Investors claim that the creators of a newly-launched dog coin project defrauded them out of a combined total of $60 million in ETH after the funds vanished from the project’s liquidity pool.
AnubisDAO, which launched on Thursday, touted itself as a fork of OlympusDAO–a decentralized reserve currency backed by bonds sales and liquidity provider fees.
When it launched, the AnubisDAO team launched a Discord server and a now-inactive Twitter account. Even though the project didn’t have a website, investors still poured $60 million into the initial token sale in return for ANKH tokens.
However, twenty hours into the sale, the liquidity in the pool was sent to a different address.
One investor, Brian Nguyen, told CNBC that he lost $470,000. He admitted that what appealed to him most about the project was the canine imagery used to market it, as it evoked recent meme coin successes like Dogecoin and Shiba Inu.
On Friday, in a now-deleted tweet, an AnubisDAO investor called @0xSisyphus offered 1,000 ETH to anyone who could identify the person who controlled the address that drained the pool.
Crypto brand designer @loldefi responded by quoting a tweet from March 18 by an account called @Beerus. Beerus had mentioned the address that the stolen funds were sent to. Beerus's account disappeared from Twitter a minute later.
March 18 @beerus tweets the wallet address that funded today's Anubis hack
1 minute ago @beerus deletes his Twitter account
1k ETH pls @0xSisyphus pic.twitter.com/CvO3YTwCRu
— loldefi // 🥒🦋 (3, 3) (@loldefi) October 29, 2021
Twenty minutes after the allegation by @loldefi, Beerus allegedly tweeted under an alternate account called @cryptofan777, attempting to clear the air.

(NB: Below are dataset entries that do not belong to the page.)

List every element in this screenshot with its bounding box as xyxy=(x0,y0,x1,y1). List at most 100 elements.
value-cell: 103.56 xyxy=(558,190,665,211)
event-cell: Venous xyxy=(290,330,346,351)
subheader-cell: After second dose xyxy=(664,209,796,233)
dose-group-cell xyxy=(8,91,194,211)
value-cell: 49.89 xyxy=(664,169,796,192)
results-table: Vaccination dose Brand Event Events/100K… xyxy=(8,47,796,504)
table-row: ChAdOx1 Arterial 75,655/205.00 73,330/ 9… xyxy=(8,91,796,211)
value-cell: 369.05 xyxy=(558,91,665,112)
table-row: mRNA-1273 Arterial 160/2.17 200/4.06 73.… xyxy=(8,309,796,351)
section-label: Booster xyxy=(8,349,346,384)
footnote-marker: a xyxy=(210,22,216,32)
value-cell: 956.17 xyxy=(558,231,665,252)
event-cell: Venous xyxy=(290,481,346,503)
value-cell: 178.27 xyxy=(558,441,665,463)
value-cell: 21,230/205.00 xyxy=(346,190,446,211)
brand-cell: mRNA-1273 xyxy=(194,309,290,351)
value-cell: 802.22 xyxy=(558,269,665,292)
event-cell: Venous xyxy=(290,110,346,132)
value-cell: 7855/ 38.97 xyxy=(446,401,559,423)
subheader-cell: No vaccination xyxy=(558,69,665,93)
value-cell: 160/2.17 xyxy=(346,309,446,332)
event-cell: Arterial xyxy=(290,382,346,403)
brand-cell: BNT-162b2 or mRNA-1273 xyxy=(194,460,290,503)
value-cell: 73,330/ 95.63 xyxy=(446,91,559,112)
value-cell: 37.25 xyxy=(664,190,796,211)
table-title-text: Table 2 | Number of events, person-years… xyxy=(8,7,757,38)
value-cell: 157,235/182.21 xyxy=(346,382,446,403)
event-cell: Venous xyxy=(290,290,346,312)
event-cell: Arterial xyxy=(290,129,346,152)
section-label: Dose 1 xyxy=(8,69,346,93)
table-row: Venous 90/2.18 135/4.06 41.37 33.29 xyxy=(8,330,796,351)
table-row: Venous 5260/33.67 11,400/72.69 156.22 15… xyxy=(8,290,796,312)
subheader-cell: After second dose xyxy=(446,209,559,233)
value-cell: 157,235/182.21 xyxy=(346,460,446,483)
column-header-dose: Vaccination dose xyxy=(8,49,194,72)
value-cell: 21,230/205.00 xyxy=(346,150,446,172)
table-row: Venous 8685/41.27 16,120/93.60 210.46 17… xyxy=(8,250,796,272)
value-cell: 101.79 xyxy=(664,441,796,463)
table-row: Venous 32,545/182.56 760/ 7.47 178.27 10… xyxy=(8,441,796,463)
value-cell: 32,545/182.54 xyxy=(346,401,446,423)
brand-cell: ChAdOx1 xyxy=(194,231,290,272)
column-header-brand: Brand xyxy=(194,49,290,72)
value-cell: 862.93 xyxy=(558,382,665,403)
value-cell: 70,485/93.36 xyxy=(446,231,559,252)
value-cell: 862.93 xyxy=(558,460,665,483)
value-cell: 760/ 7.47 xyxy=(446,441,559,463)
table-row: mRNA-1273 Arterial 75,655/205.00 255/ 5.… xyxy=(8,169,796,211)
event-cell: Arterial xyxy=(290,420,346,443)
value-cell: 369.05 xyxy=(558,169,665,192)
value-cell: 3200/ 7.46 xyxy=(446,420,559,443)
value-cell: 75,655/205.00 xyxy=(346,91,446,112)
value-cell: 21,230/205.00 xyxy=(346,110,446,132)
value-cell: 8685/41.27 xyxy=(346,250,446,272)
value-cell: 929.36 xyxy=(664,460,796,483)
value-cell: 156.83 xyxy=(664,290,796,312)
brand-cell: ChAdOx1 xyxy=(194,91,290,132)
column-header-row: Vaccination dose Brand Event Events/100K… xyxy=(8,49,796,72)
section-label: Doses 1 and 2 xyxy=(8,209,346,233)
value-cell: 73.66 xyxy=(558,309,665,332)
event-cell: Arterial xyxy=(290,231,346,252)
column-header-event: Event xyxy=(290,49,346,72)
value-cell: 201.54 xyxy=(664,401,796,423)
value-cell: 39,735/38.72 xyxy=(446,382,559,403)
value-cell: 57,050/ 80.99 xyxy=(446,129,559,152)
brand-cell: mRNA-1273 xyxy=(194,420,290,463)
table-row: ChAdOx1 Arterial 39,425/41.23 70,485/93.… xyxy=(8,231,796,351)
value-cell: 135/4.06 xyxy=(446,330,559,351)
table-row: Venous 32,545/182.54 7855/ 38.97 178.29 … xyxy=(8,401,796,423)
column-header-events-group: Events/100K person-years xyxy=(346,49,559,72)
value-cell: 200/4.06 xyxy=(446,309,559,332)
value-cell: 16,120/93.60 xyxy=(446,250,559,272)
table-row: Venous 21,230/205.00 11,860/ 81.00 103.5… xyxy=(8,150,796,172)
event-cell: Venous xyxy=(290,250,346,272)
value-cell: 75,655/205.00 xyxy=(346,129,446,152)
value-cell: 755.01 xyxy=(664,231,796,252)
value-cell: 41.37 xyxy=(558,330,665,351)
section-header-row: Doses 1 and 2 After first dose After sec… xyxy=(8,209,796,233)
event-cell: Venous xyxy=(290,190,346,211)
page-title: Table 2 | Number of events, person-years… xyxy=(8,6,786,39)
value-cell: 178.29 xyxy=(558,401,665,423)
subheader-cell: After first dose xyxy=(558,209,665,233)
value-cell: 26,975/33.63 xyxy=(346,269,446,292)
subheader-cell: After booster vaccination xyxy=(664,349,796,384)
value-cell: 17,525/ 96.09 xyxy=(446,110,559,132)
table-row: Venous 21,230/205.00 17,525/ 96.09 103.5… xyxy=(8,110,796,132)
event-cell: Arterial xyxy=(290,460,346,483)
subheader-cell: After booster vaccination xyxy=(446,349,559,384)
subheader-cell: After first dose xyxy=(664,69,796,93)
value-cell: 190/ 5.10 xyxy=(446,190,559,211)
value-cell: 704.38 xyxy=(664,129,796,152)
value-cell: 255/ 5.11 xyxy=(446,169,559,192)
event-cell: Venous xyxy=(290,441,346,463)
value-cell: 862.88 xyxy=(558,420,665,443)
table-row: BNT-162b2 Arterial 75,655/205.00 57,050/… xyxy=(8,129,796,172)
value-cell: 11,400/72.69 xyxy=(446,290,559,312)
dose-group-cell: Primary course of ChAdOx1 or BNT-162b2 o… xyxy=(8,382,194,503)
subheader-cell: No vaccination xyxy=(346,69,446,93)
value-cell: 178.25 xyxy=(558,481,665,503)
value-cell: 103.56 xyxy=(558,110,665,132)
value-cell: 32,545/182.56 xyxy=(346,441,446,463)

The tweeter claiming to be Beerus said that they had not drained the funds themselves; they had probably been the victim of a phishing attack, and attached a screenshot of an email with a potentially malicious attachment from an emailer posing as 0xSisyphus. They stressed in a follow-up tweet: “THIS ISNT SISYPHUS - DONT MISUNDERSTAND”.
Today, @cryptofan777 tweeted: “I am cooperating with the police and complying with all investigations right now.” The account also responded to rumors that they ghosted 0xSisyphus for twelve hours after the money disappeared by providing screenshots of a direct message conversation with 0xSisyphus, allegedly proving that they neither ghosted the investor, nor did they ever volunteer to handle the funds.
The thread received polarized responses from the community, with some believing that @cryptofan777/Beerus is innocent, and others maintaining that they are guilty.